One main emphasis of our work lies in understanding and explaining molecule-based inventions.

The following questions continually recur within biochemistry, cell biology and medicine:

- which aspects of the invention can be protected?
- what subject matter makes a sensible business case for protection?
- when is the best time to file an application?
- how much experimental evidence for a fundamental principle needs to be documented?
- how broad can the claims for the invention be?

The answers to these questions require an understanding of the planned exploitation strategy, as well as a feeling for the expectations and needs of the licensing partners and investors. A large number of patent applications we have produced have been successfully licensed, or have served as the basis for founding new companies.

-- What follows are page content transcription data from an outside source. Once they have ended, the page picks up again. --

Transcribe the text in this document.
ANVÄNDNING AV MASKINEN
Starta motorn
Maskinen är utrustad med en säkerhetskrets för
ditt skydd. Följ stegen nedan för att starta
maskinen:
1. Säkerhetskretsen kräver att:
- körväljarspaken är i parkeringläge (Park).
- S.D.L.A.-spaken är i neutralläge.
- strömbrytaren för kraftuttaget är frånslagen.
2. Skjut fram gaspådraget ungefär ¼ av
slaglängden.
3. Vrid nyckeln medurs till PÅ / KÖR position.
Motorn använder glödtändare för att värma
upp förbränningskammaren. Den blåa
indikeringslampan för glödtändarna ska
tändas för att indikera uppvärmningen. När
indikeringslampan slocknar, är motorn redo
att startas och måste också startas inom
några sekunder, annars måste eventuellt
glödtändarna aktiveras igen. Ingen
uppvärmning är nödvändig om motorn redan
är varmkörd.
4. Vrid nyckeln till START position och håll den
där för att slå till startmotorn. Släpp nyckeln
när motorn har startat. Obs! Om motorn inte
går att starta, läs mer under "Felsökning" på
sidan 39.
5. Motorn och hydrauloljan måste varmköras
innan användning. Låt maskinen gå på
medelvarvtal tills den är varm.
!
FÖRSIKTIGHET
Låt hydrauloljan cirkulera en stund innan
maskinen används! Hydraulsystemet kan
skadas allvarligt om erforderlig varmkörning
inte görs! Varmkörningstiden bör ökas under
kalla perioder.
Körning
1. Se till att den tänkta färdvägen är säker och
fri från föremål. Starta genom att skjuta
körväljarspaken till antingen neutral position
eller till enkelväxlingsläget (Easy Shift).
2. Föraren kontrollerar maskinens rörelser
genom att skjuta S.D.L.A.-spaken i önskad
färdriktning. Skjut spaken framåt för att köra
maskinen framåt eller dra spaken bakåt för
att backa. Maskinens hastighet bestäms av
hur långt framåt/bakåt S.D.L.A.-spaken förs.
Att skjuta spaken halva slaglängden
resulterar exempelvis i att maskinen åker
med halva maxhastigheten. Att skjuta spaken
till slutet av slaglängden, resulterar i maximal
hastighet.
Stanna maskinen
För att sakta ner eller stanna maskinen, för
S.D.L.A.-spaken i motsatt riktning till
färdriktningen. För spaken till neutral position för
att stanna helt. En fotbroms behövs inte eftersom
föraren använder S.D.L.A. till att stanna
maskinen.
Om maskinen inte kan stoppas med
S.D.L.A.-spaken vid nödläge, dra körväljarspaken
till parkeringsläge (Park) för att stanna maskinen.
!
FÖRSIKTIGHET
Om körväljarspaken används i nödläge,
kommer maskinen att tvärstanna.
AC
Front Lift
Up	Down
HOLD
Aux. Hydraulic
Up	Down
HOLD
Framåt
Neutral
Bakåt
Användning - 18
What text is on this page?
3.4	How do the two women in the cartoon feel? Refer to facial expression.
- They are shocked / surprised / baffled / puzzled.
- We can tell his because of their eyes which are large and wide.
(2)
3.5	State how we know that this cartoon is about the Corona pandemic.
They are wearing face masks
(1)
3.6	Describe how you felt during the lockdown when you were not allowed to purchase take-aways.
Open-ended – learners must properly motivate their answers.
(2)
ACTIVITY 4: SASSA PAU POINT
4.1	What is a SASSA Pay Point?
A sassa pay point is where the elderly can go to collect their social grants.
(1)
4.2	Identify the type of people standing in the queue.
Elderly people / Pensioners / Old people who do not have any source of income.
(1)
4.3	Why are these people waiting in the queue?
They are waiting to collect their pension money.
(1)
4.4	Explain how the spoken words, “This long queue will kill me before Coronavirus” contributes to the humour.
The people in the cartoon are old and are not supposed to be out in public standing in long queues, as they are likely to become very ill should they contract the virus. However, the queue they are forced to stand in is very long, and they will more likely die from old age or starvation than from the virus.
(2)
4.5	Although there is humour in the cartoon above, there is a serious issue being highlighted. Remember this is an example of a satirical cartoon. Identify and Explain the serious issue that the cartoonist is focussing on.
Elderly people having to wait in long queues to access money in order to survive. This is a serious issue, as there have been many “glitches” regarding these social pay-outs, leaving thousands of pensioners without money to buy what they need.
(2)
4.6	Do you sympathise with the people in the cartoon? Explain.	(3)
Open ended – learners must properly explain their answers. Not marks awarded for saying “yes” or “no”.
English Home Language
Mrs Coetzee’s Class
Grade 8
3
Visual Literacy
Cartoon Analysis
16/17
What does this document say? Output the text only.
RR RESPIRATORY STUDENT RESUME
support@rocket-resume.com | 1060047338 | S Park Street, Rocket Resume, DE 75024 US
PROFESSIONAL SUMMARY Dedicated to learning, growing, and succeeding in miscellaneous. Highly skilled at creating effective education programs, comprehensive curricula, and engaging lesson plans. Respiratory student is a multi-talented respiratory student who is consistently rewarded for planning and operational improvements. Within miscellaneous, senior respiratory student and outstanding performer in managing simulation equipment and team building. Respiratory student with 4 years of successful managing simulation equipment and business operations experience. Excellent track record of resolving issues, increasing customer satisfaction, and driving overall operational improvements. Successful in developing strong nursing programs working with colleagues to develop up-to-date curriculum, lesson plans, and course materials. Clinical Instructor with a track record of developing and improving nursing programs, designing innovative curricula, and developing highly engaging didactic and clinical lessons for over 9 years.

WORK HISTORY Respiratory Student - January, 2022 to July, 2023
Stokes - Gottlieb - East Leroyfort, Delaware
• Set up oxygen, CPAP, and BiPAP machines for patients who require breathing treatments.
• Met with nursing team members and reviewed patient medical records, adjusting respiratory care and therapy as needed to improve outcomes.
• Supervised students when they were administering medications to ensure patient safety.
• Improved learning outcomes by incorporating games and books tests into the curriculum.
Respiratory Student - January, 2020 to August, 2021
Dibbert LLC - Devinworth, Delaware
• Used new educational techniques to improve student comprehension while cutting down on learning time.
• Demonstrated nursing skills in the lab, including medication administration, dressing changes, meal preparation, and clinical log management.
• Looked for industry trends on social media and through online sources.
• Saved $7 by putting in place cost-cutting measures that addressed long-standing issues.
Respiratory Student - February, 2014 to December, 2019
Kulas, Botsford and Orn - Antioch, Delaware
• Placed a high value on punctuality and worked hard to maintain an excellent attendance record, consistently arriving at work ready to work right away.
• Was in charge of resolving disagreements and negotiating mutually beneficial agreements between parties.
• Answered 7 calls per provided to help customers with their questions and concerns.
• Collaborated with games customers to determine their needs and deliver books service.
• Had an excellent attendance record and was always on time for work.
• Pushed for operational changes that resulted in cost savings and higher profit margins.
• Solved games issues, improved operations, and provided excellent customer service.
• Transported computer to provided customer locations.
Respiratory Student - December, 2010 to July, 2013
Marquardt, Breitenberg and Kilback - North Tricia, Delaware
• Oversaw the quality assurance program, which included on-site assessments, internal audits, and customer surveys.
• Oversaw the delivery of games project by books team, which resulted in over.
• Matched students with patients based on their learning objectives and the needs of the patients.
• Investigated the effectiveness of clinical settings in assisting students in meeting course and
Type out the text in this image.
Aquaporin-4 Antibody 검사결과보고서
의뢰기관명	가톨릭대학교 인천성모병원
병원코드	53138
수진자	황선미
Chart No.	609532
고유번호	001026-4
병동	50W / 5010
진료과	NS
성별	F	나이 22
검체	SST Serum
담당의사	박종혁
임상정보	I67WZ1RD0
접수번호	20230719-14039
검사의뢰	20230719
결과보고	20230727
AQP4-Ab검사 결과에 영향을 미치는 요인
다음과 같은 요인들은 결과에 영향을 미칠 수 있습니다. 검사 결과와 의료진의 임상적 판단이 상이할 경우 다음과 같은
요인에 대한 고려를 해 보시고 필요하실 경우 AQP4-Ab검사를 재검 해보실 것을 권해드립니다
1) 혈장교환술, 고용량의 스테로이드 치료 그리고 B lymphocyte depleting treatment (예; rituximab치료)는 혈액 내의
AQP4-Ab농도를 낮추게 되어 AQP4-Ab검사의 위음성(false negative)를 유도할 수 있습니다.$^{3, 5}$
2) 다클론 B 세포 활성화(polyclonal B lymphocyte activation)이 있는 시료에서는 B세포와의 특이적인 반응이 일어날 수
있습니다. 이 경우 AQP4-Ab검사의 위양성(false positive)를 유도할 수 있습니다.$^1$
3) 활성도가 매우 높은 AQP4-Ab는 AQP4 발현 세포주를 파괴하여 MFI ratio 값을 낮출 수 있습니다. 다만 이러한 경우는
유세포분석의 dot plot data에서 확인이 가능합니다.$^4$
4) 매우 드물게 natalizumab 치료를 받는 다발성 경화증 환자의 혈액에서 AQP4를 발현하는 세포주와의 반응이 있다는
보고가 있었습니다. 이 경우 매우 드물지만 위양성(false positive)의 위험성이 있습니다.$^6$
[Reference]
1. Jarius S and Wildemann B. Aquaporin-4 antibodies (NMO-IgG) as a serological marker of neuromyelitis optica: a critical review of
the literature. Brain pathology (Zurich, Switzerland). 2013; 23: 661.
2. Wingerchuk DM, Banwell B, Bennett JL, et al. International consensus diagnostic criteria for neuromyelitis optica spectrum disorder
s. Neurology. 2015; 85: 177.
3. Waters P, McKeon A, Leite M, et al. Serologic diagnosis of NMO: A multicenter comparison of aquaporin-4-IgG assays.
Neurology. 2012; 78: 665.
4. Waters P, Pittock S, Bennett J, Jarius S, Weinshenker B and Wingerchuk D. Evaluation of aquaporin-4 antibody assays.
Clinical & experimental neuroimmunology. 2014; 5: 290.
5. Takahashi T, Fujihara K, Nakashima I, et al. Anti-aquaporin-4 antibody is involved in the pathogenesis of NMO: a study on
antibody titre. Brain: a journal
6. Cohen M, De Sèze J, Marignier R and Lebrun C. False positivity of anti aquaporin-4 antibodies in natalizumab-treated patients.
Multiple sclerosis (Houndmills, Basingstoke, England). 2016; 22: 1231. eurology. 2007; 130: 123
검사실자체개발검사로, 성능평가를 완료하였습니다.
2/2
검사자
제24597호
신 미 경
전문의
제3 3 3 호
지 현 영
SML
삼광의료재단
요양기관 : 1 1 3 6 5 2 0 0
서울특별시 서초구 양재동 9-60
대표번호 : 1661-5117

Basic research discoveries in medicine can lead to inventions with practical applications, if the knowledge acquired is related to use of known substances in prevention or treatment of ailments. Here the ruling of the European Patent Office’s Boards of Appeal on the so-called (second) medical indication has opened up a multitude of possibilities for protecting these inventions in recent years.

The area of molecular diagnostics has become significantly more complex since the recent decisions made by the highest courts in the USA. Here, in cooperation with our American colleagues, we find solutions where costs can be kept properly in balance with the likelihood of success.

Frequently asked questions in pharmaceutical chemistry include how broad claims for protection of substances, crystal forms, dosage forms and pharmaceutical formulations can be. Where necessary we carry out searches of commercial databases, such as Registry and Marpat, to derive substances related to discovered active agents. We have extensive experience in protecting inventions in the area of antibodies and cell therapy.

Protection of synthesis strategies is one of our main emphases in our work in classical chemistry. We work for developers of new methods for manufacturing “active pharmaceutical ingredients” (API) to identify the intellectual property rights held by competitors, and advise on how to proceed in each context.

In materials science it is often important to find the best possible protection for newly developed materials. The focus here is not only the material itself, but also the processes involved in its manufacture and applications. In this area we frequently work hand in hand with our colleagues from the disciplines of medical technology, mechanical engineering and physics.